= Strange Change Machine =

The Strange Change Machine was a Mattel toy introduced in 1968, in which "shape memory" plastic figures of prehistoric animals and science fiction-like creatures could be reconstituted from compressed "time capsule" form, and re-compressed back into that form. The label on the box read, "A Strange Change Toy featuring The Lost World," suggesting that perhaps this was the first of a proposed series. The "Lost World" was the only scenario produced with this toy before it was discontinued due to safety concerns.

==Description==
The play set consisted of:
- The Strange Change Machine -- constructed of a red metal base and a domed "Expansion Chamber," with a heating element at the bottom, a "Pre-Heat Area," for warming the capsules, and the "Compressor," a hand-cranked screw-press for re-compressing the figures into nondescript blocks with the Mattel logo restamped on the surface. Some editions had a label on the side declaring the device a "Time Machine."
- (16) Time Capsules -- the plastic squares, which became the various dinosaurs, monsters, robots, "Astropods", and "Creaturelings", such as the Membrain Man, who strangely enough made an appearance in a Fantastic Four comic drawn by Arthur Adams.
- (1) pair of plastic tweezers.
- Instructions printed on a fold-out, color "Landscape Map of the Lost World," which took the form of a primordial forest surrounded by a volcanic mountain range.
- A 3-D green plastic base -- listed in the instructions as the "Home for Lost World Creatures" and resembling the landscape printed on the back of the instruction sheet. The base also served to hold the machine in place in the box.

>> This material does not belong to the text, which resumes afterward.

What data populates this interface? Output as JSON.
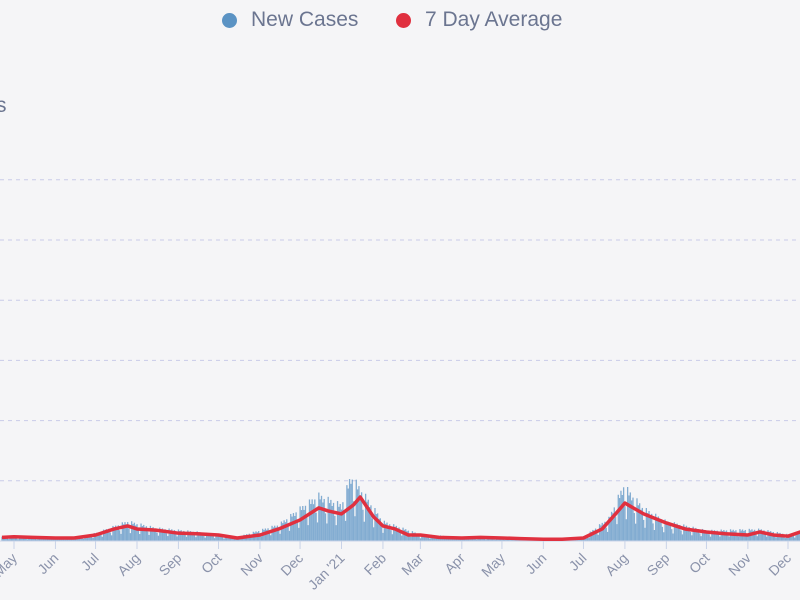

To reconstitute a figure, one would first pre-heat the "capsule" on the side of the machine, then place it into the heating chamber and close the door. Over the course of a few minutes, the plastic would soften enough for the original shape of the figure to reassert itself, and it would slowly open up into that shape. (Tweezers were provided for removing the still-hot figure.)

To compress a figure back into "time capsule" form, one would place the figure into the heating chamber, until it began to sag slightly, then remove it with the tweezers, stuff it into the open press, close the press chamber lid and crank the press. After a few minutes, the compressed figure would cool down to room temperature and retain its compressed shape.

==How it worked==
The process is similar to the way heat shrink tubing works: in the case of the tubing, it is molded in its "shrunk" size, cross-linked (usually by exposure to certain types of radiation, such as electron beams) to convert it to a thermoset, then reheated and stretched. In the case of Strange Change figures, the figure was molded (in what appears to have been polyethylene), exposed to electron beams to cross-link it by Raychem, coated with a long-lasting release agent to keep it from sticking to itself when compressed, then (in much the same process described above, only with power equipment) compressed into "time capsule" form.

==Retail pricing==
The toy was regularly priced in 1968 and 1969 in the United States at roughly $9.99 to $11.88 but could be found on sale for $6.99 or $7.99.